Giving away your product for free to every customer that complains seems like a quick way to go out of business.

If you buy a faulty ipad from apple, they'll certainly give you your money back, but they'll make you return the ipad.

3 comments

Super simple - turn your worst anti-evangelist into your biggest supporter. For the value of a used, possibly defective device with a $99 retail (therefore costing probably $20-35 to produce).

It's hard to explain, but I've lived through this so many times, and seeing an angry customer turn into a better marketing resource than any adwords campaign, and getting the warm fuzzies at the same time, is good business in my book.

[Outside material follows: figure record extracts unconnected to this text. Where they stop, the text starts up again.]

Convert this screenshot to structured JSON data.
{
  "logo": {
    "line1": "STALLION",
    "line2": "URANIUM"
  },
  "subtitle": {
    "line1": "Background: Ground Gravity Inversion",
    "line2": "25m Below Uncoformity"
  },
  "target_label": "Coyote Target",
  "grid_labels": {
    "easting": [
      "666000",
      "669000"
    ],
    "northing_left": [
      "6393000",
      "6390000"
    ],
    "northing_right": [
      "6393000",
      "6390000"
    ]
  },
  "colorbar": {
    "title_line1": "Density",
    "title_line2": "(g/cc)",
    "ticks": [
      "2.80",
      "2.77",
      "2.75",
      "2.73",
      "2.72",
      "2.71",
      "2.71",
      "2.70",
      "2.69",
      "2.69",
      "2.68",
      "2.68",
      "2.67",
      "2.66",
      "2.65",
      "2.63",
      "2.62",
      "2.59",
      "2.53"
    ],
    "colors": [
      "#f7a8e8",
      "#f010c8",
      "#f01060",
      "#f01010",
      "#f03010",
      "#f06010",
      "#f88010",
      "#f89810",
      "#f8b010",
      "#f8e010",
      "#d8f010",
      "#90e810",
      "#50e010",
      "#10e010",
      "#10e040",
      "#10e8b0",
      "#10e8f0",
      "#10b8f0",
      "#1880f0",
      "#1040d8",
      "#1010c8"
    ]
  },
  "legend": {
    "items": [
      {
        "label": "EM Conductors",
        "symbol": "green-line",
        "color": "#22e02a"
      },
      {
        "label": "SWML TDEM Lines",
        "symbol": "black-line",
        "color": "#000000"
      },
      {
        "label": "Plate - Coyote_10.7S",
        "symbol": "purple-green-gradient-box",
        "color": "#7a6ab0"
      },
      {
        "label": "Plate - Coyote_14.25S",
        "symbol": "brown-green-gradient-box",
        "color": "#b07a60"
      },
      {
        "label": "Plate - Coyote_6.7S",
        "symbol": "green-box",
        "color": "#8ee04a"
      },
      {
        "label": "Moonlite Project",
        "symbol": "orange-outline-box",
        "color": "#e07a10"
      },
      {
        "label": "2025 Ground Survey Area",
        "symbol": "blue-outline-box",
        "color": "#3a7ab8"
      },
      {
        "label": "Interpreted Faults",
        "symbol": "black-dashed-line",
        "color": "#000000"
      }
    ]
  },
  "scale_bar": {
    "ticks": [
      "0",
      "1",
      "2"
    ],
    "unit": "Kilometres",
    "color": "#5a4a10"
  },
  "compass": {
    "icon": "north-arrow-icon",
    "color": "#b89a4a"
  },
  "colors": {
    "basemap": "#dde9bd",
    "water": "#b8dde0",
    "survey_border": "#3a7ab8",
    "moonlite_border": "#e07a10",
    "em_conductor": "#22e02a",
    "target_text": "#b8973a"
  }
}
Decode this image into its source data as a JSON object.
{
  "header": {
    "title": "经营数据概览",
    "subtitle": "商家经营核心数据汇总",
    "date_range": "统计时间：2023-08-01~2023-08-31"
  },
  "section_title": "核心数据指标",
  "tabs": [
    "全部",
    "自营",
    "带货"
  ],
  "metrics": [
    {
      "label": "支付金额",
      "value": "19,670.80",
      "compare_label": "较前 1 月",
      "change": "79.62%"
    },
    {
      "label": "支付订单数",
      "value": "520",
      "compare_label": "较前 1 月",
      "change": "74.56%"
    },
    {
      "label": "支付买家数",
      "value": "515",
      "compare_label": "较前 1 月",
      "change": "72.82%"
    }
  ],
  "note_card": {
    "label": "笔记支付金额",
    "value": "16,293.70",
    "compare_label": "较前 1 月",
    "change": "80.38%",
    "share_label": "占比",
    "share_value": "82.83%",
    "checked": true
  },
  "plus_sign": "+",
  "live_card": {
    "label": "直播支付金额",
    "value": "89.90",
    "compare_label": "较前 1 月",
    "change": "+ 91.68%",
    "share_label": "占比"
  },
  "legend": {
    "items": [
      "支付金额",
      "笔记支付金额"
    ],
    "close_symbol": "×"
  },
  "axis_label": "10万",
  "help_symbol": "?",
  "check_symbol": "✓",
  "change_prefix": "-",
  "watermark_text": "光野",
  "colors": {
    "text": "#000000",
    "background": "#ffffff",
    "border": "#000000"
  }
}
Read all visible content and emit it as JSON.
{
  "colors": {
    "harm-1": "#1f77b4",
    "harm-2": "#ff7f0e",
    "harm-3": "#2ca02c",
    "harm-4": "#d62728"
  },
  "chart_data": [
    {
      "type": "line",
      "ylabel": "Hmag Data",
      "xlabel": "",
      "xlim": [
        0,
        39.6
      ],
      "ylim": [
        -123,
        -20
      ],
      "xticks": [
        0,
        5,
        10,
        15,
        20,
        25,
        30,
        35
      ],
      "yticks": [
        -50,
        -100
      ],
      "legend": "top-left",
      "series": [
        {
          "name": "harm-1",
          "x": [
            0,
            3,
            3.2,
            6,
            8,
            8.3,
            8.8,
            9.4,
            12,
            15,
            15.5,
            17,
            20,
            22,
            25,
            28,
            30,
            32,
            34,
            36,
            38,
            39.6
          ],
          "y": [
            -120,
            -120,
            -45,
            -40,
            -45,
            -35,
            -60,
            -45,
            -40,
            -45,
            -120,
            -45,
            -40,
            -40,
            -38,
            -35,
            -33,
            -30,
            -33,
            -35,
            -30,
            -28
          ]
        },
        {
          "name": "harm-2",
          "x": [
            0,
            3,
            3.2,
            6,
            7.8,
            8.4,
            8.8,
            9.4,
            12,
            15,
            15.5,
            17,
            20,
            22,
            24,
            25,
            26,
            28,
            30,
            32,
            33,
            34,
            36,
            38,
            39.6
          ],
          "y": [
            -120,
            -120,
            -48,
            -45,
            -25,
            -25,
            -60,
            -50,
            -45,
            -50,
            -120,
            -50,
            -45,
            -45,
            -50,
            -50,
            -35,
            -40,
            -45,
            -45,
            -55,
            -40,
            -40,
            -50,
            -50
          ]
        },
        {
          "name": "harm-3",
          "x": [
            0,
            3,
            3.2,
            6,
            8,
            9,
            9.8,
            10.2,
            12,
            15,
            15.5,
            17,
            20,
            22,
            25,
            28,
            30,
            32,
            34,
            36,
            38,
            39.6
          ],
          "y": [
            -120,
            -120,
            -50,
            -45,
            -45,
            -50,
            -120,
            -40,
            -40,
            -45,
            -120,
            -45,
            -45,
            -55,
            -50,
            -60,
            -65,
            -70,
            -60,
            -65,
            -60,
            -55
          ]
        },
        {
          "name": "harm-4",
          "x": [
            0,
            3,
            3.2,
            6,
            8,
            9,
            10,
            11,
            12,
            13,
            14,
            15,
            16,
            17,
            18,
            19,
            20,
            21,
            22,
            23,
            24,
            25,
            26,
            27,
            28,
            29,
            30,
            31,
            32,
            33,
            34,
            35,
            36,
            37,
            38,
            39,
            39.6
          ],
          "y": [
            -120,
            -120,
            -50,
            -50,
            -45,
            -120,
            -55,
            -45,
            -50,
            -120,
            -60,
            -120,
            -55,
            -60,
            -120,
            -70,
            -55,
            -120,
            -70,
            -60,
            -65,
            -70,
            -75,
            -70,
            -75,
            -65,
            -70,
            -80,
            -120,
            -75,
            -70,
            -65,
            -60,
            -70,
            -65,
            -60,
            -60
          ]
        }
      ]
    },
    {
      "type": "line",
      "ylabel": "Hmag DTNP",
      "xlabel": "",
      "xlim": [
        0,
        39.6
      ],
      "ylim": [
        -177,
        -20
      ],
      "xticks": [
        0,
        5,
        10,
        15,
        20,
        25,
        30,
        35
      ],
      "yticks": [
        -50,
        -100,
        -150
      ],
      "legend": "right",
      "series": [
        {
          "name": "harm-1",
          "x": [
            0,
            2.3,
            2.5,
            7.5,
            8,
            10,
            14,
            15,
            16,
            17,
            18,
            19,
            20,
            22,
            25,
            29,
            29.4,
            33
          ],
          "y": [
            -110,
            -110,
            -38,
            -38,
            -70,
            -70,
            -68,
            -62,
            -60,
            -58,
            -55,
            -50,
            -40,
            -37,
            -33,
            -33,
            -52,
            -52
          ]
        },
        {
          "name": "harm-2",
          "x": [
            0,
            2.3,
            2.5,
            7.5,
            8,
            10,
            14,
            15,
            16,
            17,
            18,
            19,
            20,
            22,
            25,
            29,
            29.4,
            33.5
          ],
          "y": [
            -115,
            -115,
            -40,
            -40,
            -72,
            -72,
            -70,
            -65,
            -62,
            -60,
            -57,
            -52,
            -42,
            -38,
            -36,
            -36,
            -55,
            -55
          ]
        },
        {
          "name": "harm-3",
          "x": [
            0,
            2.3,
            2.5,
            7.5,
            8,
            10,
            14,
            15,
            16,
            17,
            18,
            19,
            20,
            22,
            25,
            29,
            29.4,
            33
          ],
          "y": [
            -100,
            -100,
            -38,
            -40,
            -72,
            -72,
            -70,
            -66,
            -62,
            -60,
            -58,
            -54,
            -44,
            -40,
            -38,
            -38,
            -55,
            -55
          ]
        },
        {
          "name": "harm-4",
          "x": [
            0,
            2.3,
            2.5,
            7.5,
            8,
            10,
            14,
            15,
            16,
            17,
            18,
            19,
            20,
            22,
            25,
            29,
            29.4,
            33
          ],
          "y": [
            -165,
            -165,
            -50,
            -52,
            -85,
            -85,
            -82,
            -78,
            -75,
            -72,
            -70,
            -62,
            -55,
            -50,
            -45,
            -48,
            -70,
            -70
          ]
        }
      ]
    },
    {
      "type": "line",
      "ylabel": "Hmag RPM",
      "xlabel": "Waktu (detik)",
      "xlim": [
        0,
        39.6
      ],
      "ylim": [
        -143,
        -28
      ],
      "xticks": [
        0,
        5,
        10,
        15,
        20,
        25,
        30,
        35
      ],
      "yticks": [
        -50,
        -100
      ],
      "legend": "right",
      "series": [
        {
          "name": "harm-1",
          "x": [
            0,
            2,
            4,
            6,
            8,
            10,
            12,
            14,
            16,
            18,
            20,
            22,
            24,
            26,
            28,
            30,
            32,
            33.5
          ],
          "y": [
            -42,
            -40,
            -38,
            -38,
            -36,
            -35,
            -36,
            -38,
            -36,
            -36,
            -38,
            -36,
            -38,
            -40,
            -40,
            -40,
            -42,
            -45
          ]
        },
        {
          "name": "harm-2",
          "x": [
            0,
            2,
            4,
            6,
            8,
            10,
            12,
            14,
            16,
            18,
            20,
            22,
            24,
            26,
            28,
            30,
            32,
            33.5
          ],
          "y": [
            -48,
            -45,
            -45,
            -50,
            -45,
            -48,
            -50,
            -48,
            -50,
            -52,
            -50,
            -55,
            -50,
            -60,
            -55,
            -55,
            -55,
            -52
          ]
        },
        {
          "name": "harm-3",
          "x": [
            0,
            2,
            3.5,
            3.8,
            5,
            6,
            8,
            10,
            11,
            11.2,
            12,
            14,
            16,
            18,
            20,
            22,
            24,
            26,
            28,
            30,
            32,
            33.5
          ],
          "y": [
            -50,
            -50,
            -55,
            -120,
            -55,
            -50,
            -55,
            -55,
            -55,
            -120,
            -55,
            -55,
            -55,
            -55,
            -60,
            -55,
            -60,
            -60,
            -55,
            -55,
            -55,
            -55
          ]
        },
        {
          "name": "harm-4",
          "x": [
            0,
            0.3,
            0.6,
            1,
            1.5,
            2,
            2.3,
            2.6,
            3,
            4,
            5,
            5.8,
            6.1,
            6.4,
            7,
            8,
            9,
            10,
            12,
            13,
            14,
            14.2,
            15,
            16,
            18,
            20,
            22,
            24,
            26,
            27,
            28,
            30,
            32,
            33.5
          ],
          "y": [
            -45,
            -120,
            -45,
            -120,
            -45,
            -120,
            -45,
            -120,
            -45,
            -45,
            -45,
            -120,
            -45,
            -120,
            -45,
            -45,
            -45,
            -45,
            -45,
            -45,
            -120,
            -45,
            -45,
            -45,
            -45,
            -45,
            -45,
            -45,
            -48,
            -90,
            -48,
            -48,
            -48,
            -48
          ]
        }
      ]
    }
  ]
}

> If you buy a faulty ipad from apple, you can certainly get your money back, but you need to return the faulty device too

Sure, but Apple won't remotely disable your device until you turn it in for a refund. If you want to preƫmptively cut off services, you should initiate the refund. That leaves the customer with a free (albeit broken) product. This is partly why few companies remotely disable devices after purchase, particularly as a retaliatory measure.

Yeah, definitely not advocating for remote disabling of anything. Only responding to the sample support response and suggesting that it's worthwhile to retrieve the device and issue the refund. Not just issue the refund.
Not a 99 dollar retail price device. I'd guess the hardware earned the developer maybe 10, 20 bucks?

Loosing one or two less future sale probably makes up for the loss.

Understanding that one customers frustration and improving the experience for other new future customers could literally be priceless.

They're probably making way more than $10-20 on that thing - you can buy wifi capable dev boards for $10 out of China. If you're producing in bulk, you can probably build that even cheaper.

The marginal cost to make more units is dirt cheap, I'd be surprised if it's >$20 - the cost to develop the whole system in the first place is the hard part on the technical side of things. Then there's the business side which they just blew pretty bad. Giving the customer the hardware costs them almost nothing - write it off to make the customer happy. As long as you don't have to do that too much, it's perfectly sustainable.

If the company only makes $20 bucks on it, then they're losing $80 by giving it away. That's how profit margins work.